Turning 50 this year, the UAE built its economy on oil; although it began to diversify earlier and more energetically than its Gulf neighbors. “The UAE has led the Arab world to new frontiers in deep space for the first time in history,” Sheikh Mohammed bin Rashid Al Maktoum, vice president and prime minister of the UAE and emir of Dubai, said in a statement. “Our space mission carries a message of hope and confidence in Arab youth.”
He did not use the word hope by chance. With a capital “H,” that’s the name of the spacecraft (Al-Amal in Arabic), chosen from thousands of suggestions received through a nationwide drive.
The public face of the space program has been a young woman, Sarah bint Yousif Al Amiri, born in 1987, minister of state for advanced technology, who launched it in 2015 with a request on Twitter for people to suggest its name. She serves as chairwoman of the UAE’s space agency and the UAE Council of Scientists as well as minister for advanced technology.
The mission is writing “a different narrative and interpretation for an Arab-majority country and what it presents to the world,” says Maziad. “The UAE is emphasizing the STEM fields, and not just oil, not just old failures.” The “new branding,” as she puts it, leans on international cooperation in contrast to the old stereotypes of “support for extremism.”
The UAE’s Mohammed Bin Rashid Space Centre worked with the University of Colorado, Boulder; Arizona State University; and the University of California, Berkeley, to design and build the spacecraft. It was launched from the Tanegashima Space Center in Japan and was propelled by a Japanese rocket. The scientific data from the flight will be shared with over 200 institutions around the globe and will focus on the Martian atmosphere. “Mars is losing its atmosphere,” says El-Baz. “How?”

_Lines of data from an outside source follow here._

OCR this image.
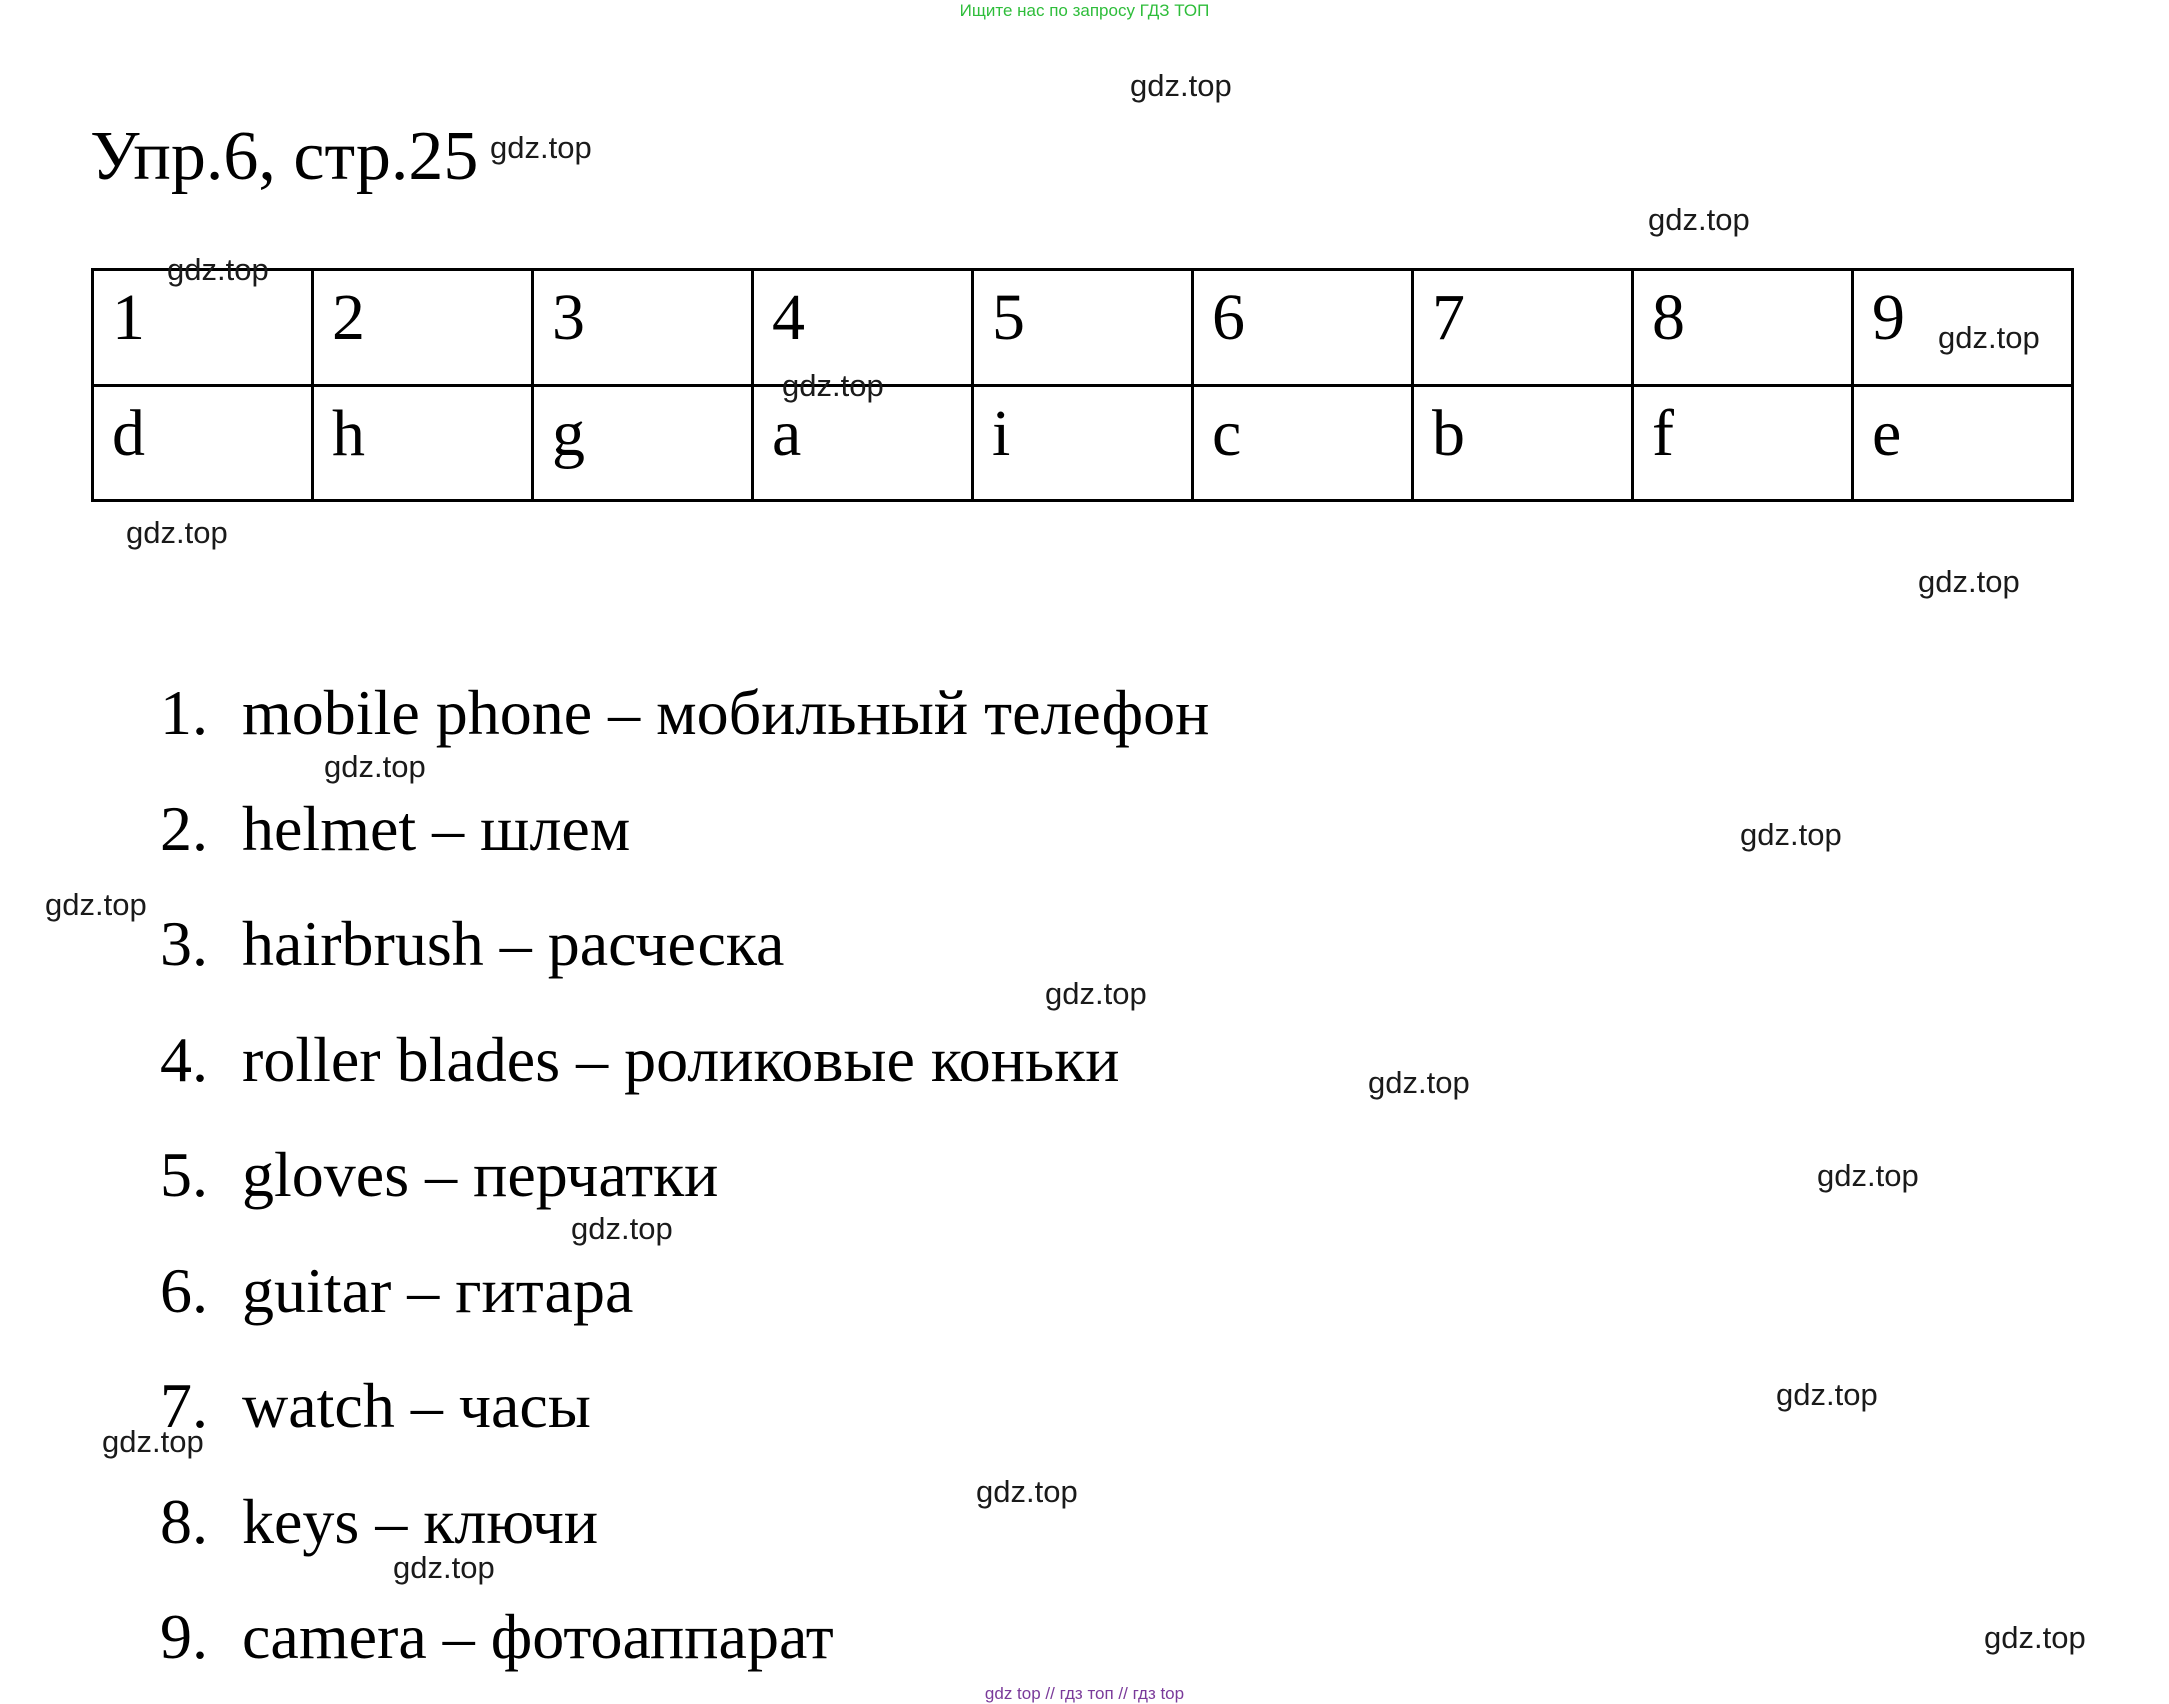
Ищите нас по запросу ГДЗ ТОП
Упр.6, стр.25
1	2	3	4	5	6	7	8	9

d	h	g	a	i	c	b	f	e
1. mobile phone – мобильный телефон
2. helmet – шлем
3. hairbrush – расческа
4. roller blades – роликовые коньки
5. gloves – перчатки
6. guitar – гитара
7. watch – часы
8. keys – ключи
9. camera – фотоаппарат
gdz.top
gdz.top
gdz.top
gdz.top
gdz.top
gdz.top
gdz.top
gdz.top
gdz.top
gdz.top
gdz.top
gdz.top
gdz.top
gdz.top
gdz.top
gdz.top
gdz.top
gdz.top
gdz.top
gdz.top
gdz top // гдз топ // гдз top
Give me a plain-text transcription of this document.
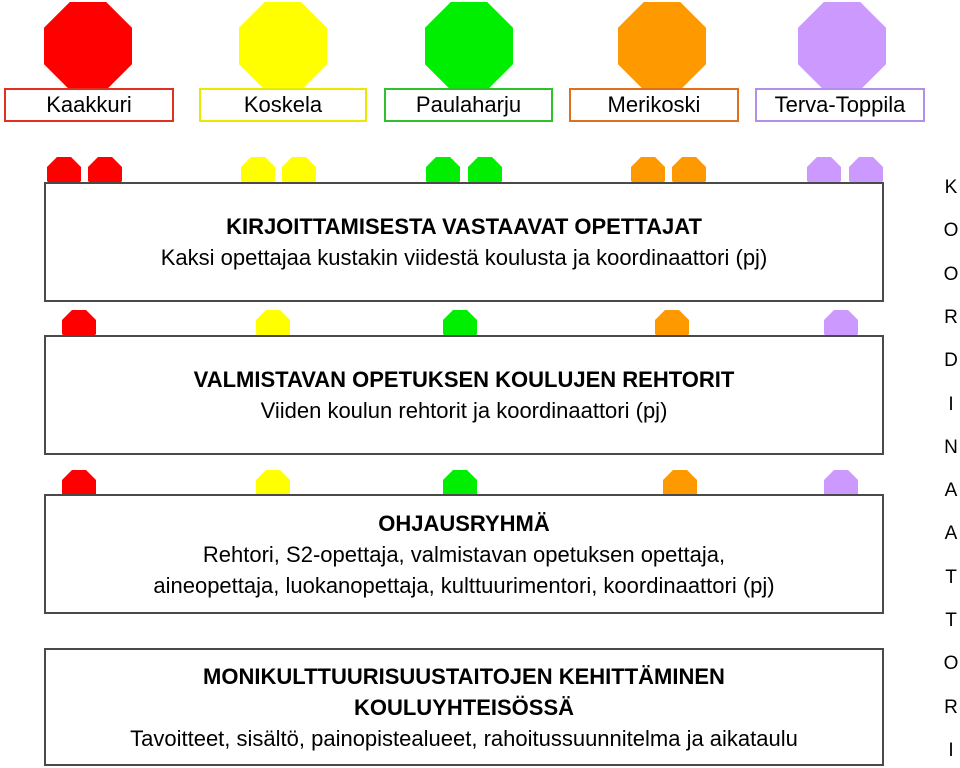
Kaakkuri	Koskela	Paulaharju	Merikoski	Terva-Toppila
KIRJOITTAMISESTA VASTAAVAT OPETTAJAT
Kaksi opettajaa kustakin viidestä koulusta ja koordinaattori (pj)
VALMISTAVAN OPETUKSEN KOULUJEN REHTORIT
Viiden koulun rehtorit ja koordinaattori (pj)
OHJAUSRYHMÄ
Rehtori, S2-opettaja, valmistavan opetuksen opettaja,
aineopettaja, luokanopettaja, kulttuurimentori, koordinaattori (pj)
MONIKULTTUURISUUSTAITOJEN KEHITTÄMINEN
KOULUYHTEISÖSSÄ
Tavoitteet, sisältö, painopistealueet, rahoitussuunnitelma ja aikataulu
K
O
O
R
D
I
N
A
A
T
T
O
R
I
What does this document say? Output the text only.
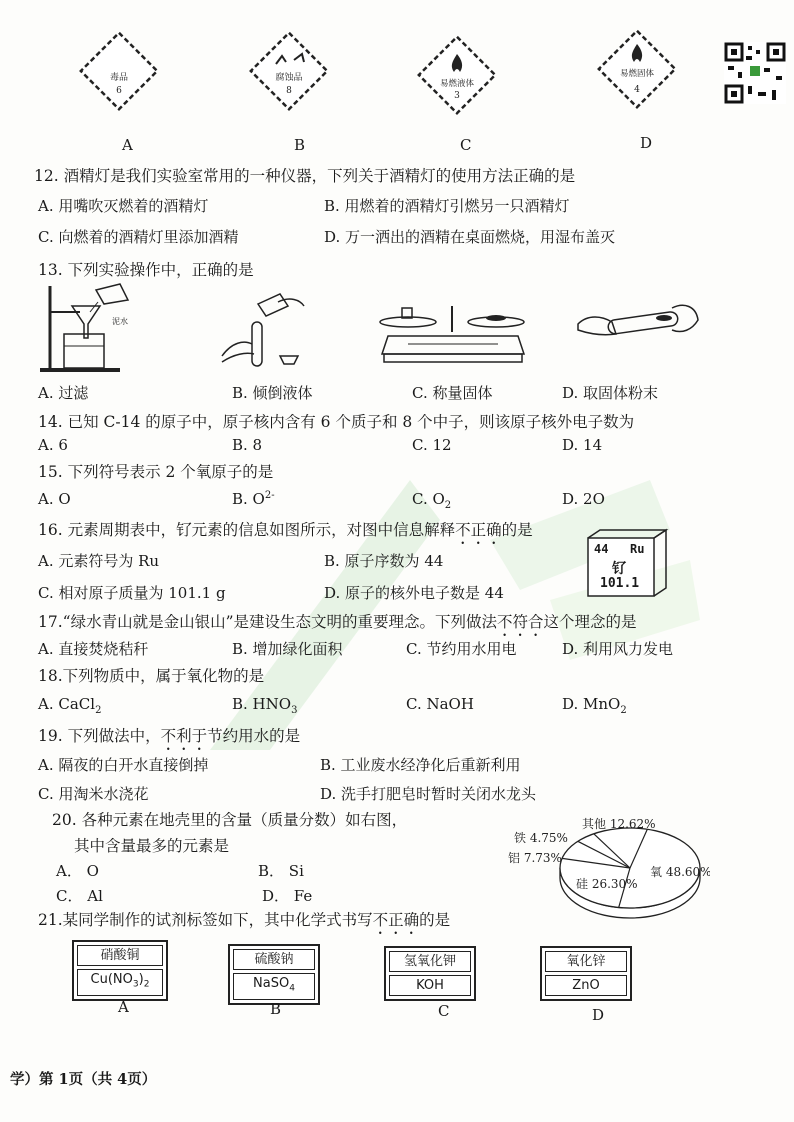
毒品
6
腐蚀品
8
易燃液体
3
易燃固体
4
A	B	C	D
12. 酒精灯是我们实验室常用的一种仪器，下列关于酒精灯的使用方法正确的是
A. 用嘴吹灭燃着的酒精灯	B. 用燃着的酒精灯引燃另一只酒精灯
C. 向燃着的酒精灯里添加酒精	D. 万一洒出的酒精在桌面燃烧，用湿布盖灭
13. 下列实验操作中，正确的是
泥水
A. 过滤	B. 倾倒液体	C. 称量固体	D. 取固体粉末
14. 已知 C-14 的原子中，原子核内含有 6 个质子和 8 个中子，则该原子核外电子数为
A. 6	B. 8	C. 12	D. 14
15. 下列符号表示 2 个氧原子的是
A. O	B. $O^{2-}$	C. $O_2$	D. 2O
16. 元素周期表中，钌元素的信息如图所示，对图中信息解释不正确的是
A. 元素符号为 Ru	B. 原子序数为 44
C. 相对原子质量为 101.1 g	D. 原子的核外电子数是 44
44 Ru
钌
101.1
17.“绿水青山就是金山银山”是建设生态文明的重要理念。下列做法不符合这个理念的是
A. 直接焚烧秸秆	B. 增加绿化面积	C. 节约用水用电	D. 利用风力发电
18.下列物质中，属于氧化物的是
A. CaCl$_2$	B. $HNO_3$	C. NaOH	D. MnO$_2$
19. 下列做法中，不利于节约用水的是
A. 隔夜的白开水直接倒掉	B. 工业废水经净化后重新利用
C. 用淘米水浇花	D. 洗手打肥皂时暂时关闭水龙头
20. 各种元素在地壳里的含量（质量分数）如右图，
其中含量最多的元素是
A． O	B． Si
C． Al	D． Fe
氧 48.60%
硅 26.30%
铝 7.73%
铁 4.75%
其他 12.62%
21.某同学制作的试剂标签如下，其中化学式书写不正确的是
硝酸铜
$Cu(NO_3)_2$
硫酸钠
NaSO$_4$
氢氧化钾
KOH
氧化锌
ZnO
A	B	C	D
学）第 1页（共 4页）
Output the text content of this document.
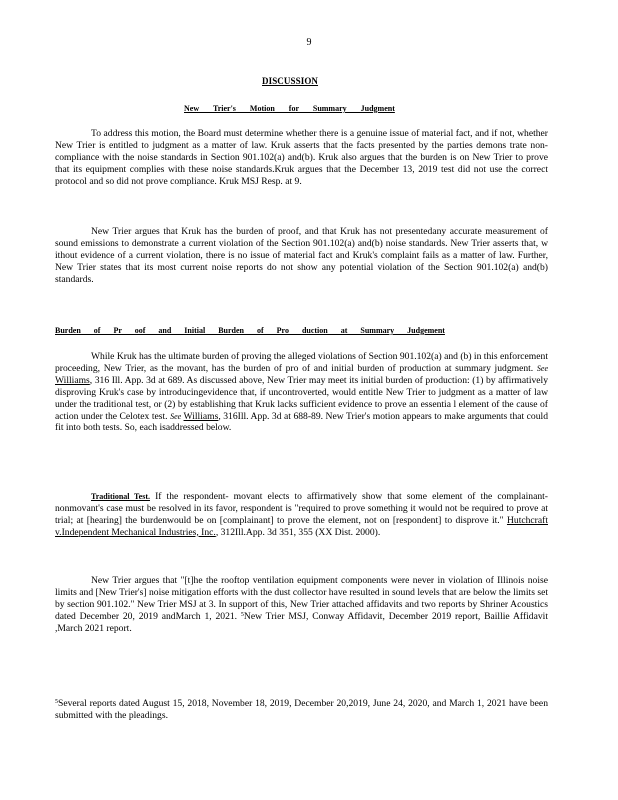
9
DISCUSSION
New Trier's Motion for Summary Judgment

To address this motion, the Board must determine whether there is a genuine issue of material fact, and if not, whether New Trier is entitled to judgment as a matter of law. Kruk asserts that the facts presented by the parties demons trate non-compliance with the noise standards in Section 901.102(a) and(b). Kruk also argues that the burden is on New Trier to prove that its equipment complies with these noise standards.Kruk argues that the December 13, 2019 test did not use the correct protocol and so did not prove compliance. Kruk MSJ Resp. at 9.

New Trier argues that Kruk has the burden of proof, and that Kruk has not presentedany accurate measurement of sound emissions to demonstrate a current violation of the Section 901.102(a) and(b) noise standards. New Trier asserts that, w ithout evidence of a current violation, there is no issue of material fact and Kruk's complaint fails as a matter of law. Further, New Trier states that its most current noise reports do not show any potential violation of the Section 901.102(a) and(b) standards.

Burden of Pr oof and Initial Burden of Pro duction at Summary Judgement

While Kruk has the ultimate burden of proving the alleged violations of Section 901.102(a) and (b) in this enforcement proceeding, New Trier, as the movant, has the burden of pro of and initial burden of production at summary judgment. See Williams, 316 Ill. App. 3d at 689. As discussed above, New Trier may meet its initial burden of production: (1) by affirmatively disproving Kruk's case by introducingevidence that, if uncontroverted, would entitle New Trier to judgment as a matter of law under the traditional test, or (2) by establishing that Kruk lacks sufficient evidence to prove an essentia l element of the cause of action under the Celotex test. See Williams, 316Ill. App. 3d at 688-89. New Trier's motion appears to make arguments that could fit into both tests. So, each isaddressed below.

Traditional Test. If the respondent- movant elects to affirmatively show that some element of the complainant-nonmovant's case must be resolved in its favor, respondent is "required to prove something it would not be required to prove at trial; at [hearing] the burdenwould be on [complainant] to prove the element, not on [respondent] to disprove it." Hutchcraft v.Independent Mechanical Industries, Inc., 312Ill.App. 3d 351, 355 (XX Dist. 2000).

New Trier argues that "[t]he the rooftop ventilation equipment components were never in violation of Illinois noise limits and [New Trier's] noise mitigation efforts with the dust collector have resulted in sound levels that are below the limits set by section 901.102." New Trier MSJ at 3. In support of this, New Trier attached affidavits and two reports by Shriner Acoustics dated December 20, 2019 andMarch 1, 2021. $^5$New Trier MSJ, Conway Affidavit, December 2019 report, Baillie Affidavit ,March 2021 report.

$^5$Several reports dated August 15, 2018, November 18, 2019, December 20,2019, June 24, 2020, and March 1, 2021 have been submitted with the pleadings.
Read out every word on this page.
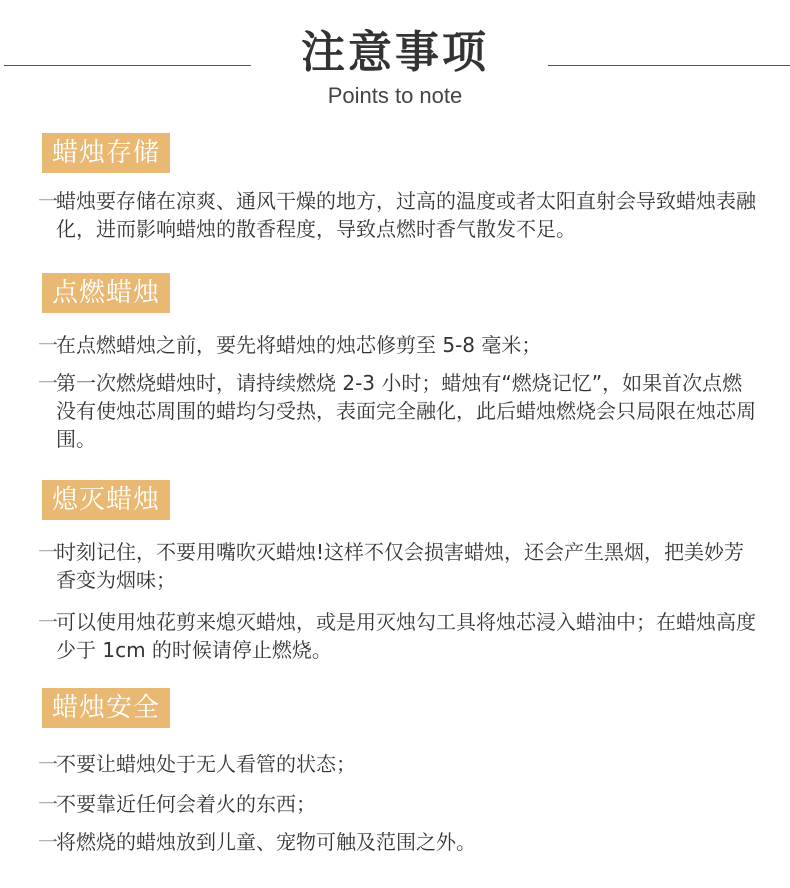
注意事项
Points to note
蜡烛存储
一
蜡烛要存储在凉爽、通风干燥的地方，过高的温度或者太阳直射会导致蜡烛表融化，进而影响蜡烛的散香程度，导致点燃时香气散发不足。
点燃蜡烛
一
在点燃蜡烛之前，要先将蜡烛的烛芯修剪至 5-8 毫米；
一
第一次燃烧蜡烛时，请持续燃烧 2-3 小时；蜡烛有“燃烧记忆”，如果首次点燃没有使烛芯周围的蜡均匀受热，表面完全融化，此后蜡烛燃烧会只局限在烛芯周围。
熄灭蜡烛
一
时刻记住，不要用嘴吹灭蜡烛!这样不仅会损害蜡烛，还会产生黑烟，把美妙芳香变为烟味；
一
可以使用烛花剪来熄灭蜡烛，或是用灭烛勾工具将烛芯浸入蜡油中；在蜡烛高度少于 1cm 的时候请停止燃烧。
蜡烛安全
一
不要让蜡烛处于无人看管的状态；
一
不要靠近任何会着火的东西；
一
将燃烧的蜡烛放到儿童、宠物可触及范围之外。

The flight makes the UAE just the second country to successfully enter orbit around Mars on the first try (the other was India). The $200 million expedition will last one Martian year, a little under two Earth years. While the mission took just six years to unfold, the UAE’s interest in space exploration dates at least to the 1970s, when El-Baz first visited as a member of the renowned US Apollo team.
Over the last dozen years, the country has launched 10 satellites. A year and a half ago, it sent an astronaut to the International Space Station. Now the UAE proposes to subsidize an Arab-wide satellite, according to El-Baz. “Hope was the seed to encouraging the Arab world to think big,” he says.
The mission is designed in particular to “send a message to the Arab world and its youth,” says Maziad, “that any individual can be part of this.”